Monday Music: Russian Klezmer Orchestra Tours Stateside
It’s no coincidence that The Klezmasters are highly reminiscent of The Klezmatics. The former band, which bills itself as Russia’s only klezmer orchestra, was inspired by the latter. Having been created in 2003 by a group of classical music students who met through Hillel in Moscow, The Klezmasters have been gaining notoriety in recent years both at home and abroad.
In the San Francisco Bay Area this week for their first U.S. tour, members of the group took time out to meet with The Arty Semite at a Russian-owned café in Palo Alto, Calif., and to talk (through an interpreter) about their passion for Yiddish culture and klezmer music.
The band now consists of six members ranging in age from 27 to 65: Lev Sandyuk on piano; Mikhail Blinkov on clarinet; Ilya Shvetz on violin; Alexander Fain on accordion; Vladislav Uralsky on percussion; and Fyodor Kurzanov on guitar and bass. The first four were able to come to the U.S. for the tour.
While some members of The Klezmasters are Jewish, some are not. “And we think that is just great,” said Sandyuk, who is the orchestra’s leader. “Our tuba player, who rotates in when our bass player is not available, is a Tatar named Firgat Musin. You should see how he glows with happiness when he is playing klezmer with us.”

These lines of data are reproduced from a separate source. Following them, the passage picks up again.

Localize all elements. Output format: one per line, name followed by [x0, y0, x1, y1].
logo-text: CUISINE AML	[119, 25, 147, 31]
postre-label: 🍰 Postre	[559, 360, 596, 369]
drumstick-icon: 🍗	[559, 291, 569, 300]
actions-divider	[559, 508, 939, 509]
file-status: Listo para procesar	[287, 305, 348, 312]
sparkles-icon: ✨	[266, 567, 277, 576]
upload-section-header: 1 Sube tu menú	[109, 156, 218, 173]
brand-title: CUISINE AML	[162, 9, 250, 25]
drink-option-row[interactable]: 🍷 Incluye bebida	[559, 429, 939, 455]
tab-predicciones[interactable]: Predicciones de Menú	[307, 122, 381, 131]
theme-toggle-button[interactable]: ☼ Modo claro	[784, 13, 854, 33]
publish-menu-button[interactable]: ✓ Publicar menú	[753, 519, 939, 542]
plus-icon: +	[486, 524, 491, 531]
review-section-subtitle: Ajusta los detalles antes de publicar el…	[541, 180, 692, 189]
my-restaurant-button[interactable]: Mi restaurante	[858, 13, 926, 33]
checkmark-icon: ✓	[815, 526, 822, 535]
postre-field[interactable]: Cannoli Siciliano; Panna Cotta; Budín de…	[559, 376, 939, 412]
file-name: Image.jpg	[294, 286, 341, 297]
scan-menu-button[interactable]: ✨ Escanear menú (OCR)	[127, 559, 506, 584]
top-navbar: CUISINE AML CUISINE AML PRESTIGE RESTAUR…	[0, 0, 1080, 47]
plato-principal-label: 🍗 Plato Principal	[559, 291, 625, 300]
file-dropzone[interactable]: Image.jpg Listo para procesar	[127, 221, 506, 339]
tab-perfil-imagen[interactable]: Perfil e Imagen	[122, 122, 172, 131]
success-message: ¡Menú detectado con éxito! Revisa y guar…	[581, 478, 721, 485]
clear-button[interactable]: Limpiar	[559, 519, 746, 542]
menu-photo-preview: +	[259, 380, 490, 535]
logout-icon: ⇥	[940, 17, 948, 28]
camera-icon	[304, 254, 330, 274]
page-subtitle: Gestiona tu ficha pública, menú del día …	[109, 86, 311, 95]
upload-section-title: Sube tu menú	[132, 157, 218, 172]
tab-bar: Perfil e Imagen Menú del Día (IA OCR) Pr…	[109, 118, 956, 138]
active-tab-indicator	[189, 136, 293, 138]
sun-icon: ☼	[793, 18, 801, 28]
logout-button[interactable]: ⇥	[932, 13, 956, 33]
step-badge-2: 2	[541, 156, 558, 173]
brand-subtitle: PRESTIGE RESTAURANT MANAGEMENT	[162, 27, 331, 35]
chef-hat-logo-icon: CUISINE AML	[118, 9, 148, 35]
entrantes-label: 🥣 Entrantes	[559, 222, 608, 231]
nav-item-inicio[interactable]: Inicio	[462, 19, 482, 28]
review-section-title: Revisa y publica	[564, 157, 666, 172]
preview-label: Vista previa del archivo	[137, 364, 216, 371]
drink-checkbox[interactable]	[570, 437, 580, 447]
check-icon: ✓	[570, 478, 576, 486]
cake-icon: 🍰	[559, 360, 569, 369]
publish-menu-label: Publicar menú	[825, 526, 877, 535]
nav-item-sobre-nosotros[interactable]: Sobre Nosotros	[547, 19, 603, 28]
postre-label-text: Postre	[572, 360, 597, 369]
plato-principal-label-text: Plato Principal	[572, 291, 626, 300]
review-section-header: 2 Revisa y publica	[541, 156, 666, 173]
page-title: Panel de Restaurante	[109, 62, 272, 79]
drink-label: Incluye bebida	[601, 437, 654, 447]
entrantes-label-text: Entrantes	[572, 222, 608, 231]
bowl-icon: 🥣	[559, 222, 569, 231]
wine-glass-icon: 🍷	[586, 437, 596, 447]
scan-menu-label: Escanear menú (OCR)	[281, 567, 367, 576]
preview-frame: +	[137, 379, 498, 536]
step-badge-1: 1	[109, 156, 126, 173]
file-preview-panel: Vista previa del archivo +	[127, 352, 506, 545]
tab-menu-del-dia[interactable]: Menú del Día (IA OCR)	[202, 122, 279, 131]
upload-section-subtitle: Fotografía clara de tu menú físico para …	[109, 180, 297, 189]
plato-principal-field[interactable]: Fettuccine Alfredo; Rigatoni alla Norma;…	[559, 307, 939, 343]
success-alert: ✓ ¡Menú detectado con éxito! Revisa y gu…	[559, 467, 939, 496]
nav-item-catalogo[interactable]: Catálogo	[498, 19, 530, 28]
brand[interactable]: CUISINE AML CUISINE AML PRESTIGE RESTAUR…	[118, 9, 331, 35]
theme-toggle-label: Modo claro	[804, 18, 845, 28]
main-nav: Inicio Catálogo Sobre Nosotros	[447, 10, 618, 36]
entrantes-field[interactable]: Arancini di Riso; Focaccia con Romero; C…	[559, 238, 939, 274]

Members of the band explained that in Russia, unlike in neighboring Ukraine, there are few truly good klezmer musicians. “Sure, you can hear a klezmer violinist playing along to a soundtrack in some restaurant, but that is not at the level of what we do,” Sandyuk said. “It’s a traditional and territorial matter,” Blinkov added, trying to explain why klezmer is not as developed in Russia. “There is just not as much of a history and developed culture of klezmer and Yiddish music where we are from.”
But according to The Klezmasters, interest in their interpretations of traditional klezmer, Balkan music, and Odessa songs has grown in recent years. While they tour in Ukraine and other parts of Europe, playing at festivals alongside some of their idols, they also play gigs ranging from bar mitzvahs to large public concerts in Moscow and other Russian cities. Their talents have also been in demand by theater and television producers. This year, they scored “Shosha,” a play based on the novel by I.B. Singer at Yevgeny Mironov’s State Theatre of Nations and “Once Upon a Time in Odessa,” a Russian state TV series based on Isaac Babel’s “Odessa Tales.”
Joining The Klezmasters on stage in the U.S. are singers Victoria Dmitrieva and Maria Krutyanskaya. Dmitrieva, who travelled with the musicians from Moscow, has known them for about a year. Krutyanskyaya, who has lived in Silicon Valley for the past decade, organized the tour. The two women have been close since their days together at the music department of Moscow Pedagogical University, when they were a Yiddish-singing duet under the tutelage of a professor who was the last living actress who had worked under Solomon Mikhoels at the Moscow State Jewish Theatre. “She taught us correct Yiddish pronunciation and songs like “Zol Zayn” and “Fraytik Oyf Der Nakht,” Dmitrieva said.
She and Krutyanskaya are also performing Soviet romance songs with The Klezmasters. Dmitrieva has won awards singing these compositions from the 1930s and 1940s that were written primarily by Jews. Deemed too “decadent” by Stalin, and banned in the Soviet Union, the singer noted that they were popular at that time in Europe and Japan. Blinkov arranges some of the band’s tunes, but Sandyuk emphasizes that it’s not really a matter of reading sheet music. “Nobody teaches this kind of music — at least in Russia. You need to learn it by feeling it, by being into it. It’s unique and you get sucked into it,” he explained. “It’s in our blood. It’s our ancestors calling.”